The Final Girls (2015)

Imagine if Field of Dreams was about slasher films rather than baseball, and that it explored the relationship between a mother and daughter rather than a father and son, and you'd have The Final Girls. This 2015 horror-comedy tells the story of a college-aged woman, played by Taissa Farmiga, who has tragically lost her mother, played by Malin Akerman. Akerman's character is a struggling actor remembered only for her involvement in a campy 80s slasher, Camp Bloodbath, in which she played the "shy girl" who loses her virginity and then, like clockwork, gets murdered by the masked antagonist. In Field of Dreams, Kevin Costner's character builds a baseball field in a cornfield and, by way of some kind of unspecified magic, he gets to meet long-deceased members of the 1919 Chicago White Sox and, eventually, his estranged father, all of whom step out from the stalks of corn. In The Final Girls, Taissa Farmiga's character and her friends, by way of some kind of unspecified magic, get to step into Camp Bloodbath through a rent in a movie screen. They all become participants in Camp Bloodbath and, as such, Farmiga's character must encounter her deceased mother. All at once, the merger of 80s slasher silliness and overdetermined 2010s meta-horror motif-spotting blend to create a poignant exploration of the relationship between children and prematurely deceased parents. When Farmiga's character watches her mother meet her fate in the film-within-the-film, the scene is wrenchingly bittersweet, a strange synthesis of maternal nostalgia and revulsion. Your reviewer (a man who watches movies like Nightmares in a Damaged Brain and Cannibal Holocaust for relaxation purposes) wept unabashedly, something a film hadn't reduced him to since Field of Dreams. For that reason, and for the beautiful, unspecified magic under which it operates, The Final Girls gets the highest of recommendations.
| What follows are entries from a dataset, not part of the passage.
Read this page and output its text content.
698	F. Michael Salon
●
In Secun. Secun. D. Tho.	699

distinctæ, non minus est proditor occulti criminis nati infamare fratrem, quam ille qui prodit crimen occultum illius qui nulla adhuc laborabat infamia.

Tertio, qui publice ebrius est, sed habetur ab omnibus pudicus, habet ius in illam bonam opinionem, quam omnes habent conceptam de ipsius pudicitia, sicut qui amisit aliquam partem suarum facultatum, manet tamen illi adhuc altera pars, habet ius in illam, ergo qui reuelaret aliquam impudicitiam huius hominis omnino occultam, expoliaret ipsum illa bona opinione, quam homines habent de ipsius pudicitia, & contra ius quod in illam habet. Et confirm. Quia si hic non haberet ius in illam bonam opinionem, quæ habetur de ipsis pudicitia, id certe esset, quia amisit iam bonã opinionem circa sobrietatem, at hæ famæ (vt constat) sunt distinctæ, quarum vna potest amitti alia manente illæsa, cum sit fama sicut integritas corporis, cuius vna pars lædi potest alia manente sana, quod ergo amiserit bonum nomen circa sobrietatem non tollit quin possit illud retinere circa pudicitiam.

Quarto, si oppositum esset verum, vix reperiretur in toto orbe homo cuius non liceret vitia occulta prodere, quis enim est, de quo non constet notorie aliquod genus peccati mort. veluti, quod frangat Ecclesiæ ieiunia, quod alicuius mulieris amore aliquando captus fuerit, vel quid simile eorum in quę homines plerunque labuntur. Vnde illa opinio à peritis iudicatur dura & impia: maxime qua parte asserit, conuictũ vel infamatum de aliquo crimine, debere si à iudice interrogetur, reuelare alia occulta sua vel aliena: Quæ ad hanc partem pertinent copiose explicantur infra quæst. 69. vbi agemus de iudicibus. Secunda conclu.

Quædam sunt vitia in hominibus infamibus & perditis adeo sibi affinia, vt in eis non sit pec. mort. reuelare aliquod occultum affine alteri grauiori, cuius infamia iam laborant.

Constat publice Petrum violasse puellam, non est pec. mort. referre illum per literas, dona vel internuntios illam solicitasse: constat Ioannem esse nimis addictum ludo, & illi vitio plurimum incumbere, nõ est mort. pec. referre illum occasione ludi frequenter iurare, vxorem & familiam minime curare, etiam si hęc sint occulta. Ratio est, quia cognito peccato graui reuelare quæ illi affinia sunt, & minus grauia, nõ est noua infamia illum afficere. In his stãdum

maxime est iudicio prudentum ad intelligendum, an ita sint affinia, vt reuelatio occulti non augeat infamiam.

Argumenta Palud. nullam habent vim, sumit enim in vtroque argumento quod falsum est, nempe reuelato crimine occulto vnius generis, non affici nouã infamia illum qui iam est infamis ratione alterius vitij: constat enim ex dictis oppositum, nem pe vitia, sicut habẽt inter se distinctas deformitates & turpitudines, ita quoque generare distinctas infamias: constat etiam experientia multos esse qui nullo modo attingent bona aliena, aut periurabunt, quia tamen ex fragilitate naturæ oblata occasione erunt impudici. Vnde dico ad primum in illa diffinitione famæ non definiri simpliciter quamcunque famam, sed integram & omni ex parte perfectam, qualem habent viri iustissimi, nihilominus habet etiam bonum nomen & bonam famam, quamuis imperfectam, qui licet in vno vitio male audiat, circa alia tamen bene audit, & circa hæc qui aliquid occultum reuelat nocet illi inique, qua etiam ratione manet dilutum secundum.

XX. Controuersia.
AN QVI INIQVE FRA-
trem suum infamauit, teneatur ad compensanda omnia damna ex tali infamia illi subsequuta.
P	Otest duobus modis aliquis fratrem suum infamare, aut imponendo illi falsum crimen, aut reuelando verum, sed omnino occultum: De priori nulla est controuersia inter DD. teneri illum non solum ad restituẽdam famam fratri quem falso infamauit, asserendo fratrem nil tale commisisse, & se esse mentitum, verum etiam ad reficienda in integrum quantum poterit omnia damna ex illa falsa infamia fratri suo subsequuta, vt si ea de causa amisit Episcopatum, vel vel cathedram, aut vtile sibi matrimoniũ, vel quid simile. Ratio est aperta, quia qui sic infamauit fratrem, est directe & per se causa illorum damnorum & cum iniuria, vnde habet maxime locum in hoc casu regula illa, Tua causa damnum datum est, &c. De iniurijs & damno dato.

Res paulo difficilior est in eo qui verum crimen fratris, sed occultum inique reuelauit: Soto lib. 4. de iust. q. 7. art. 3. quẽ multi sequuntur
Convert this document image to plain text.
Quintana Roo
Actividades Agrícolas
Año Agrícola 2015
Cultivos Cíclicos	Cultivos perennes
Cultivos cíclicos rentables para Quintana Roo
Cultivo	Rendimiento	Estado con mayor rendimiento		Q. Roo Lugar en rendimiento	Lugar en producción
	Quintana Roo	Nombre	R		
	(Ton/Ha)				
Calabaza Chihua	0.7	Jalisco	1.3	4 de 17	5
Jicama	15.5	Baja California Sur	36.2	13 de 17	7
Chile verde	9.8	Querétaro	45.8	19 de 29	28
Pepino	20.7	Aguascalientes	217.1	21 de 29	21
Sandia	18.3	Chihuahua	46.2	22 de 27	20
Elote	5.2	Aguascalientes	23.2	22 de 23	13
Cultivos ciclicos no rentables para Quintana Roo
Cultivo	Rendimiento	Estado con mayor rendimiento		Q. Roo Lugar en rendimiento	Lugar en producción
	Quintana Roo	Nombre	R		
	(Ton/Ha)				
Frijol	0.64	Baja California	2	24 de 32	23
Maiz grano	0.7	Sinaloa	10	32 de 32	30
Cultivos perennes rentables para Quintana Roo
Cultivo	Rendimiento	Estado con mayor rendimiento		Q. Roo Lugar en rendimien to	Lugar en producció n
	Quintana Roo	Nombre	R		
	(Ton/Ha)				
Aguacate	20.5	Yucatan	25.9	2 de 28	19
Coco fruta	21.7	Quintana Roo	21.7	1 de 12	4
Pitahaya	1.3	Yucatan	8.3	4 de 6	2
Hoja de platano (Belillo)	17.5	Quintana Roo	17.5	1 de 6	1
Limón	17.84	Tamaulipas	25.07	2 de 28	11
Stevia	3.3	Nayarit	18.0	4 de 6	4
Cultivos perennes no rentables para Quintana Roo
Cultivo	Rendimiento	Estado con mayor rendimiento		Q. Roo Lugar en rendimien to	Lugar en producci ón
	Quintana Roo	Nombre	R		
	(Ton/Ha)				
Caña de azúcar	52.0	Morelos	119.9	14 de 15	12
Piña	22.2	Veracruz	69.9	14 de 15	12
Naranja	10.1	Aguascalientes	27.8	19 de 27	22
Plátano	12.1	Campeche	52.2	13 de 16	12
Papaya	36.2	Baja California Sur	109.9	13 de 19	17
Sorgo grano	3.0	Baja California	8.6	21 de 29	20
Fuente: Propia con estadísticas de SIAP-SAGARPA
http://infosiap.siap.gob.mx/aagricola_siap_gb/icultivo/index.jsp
As is obvious from its title, the film goes all in on the "Final Girl" tautology brought forth by a number of feminist critics of slasher films. This analytical framework, asserted most notably by Carol Clover, suggests that most or all slashers are based on a formula dictating that any character who drinks, does drugs, or, most importantly, has sex, will be killed by the antagonist, and, as a corollary, only the girl who has engaged in none of these acts will survive. I hope I am being redundant when I say that this analytical framework is overdetermined. Moreover, it rarely bears out when watching the actual early-80s slasher cycle films. As Michael Koven has averred in his book Film, Folklore and Urban Legends, Friday the 13th's characters are "neither chaste nor rampantly sexual." Indeed, the only people who die after intimate encounters are the nameless counsellors from the pre-credit sequence, and, later on, Kevin Bacon's character and his female companion. Moreover, Friday the 13th's "Final Girl" Alice participates in a game of strip Monopoly and even takes a toke from a joint while doing so, but nonetheless survives. The "Final Girl," then, is an ideal type, and while the fictional Camp Bloodbath may doggedly follow such a model, it appears in few if any actual slashers. I mention this not as a point of critique against The Final Girls, but rather as a call for reflection and re-evaluation among film scholars and critics. The inclusion of this sex = death axiom is not to the detriment of The Final Girls. Instead, The Final Girls can be read as a send-up of not just 80s slashers, but also of frighteningly predictable scholarly and critical categories for analyzing this subgenre.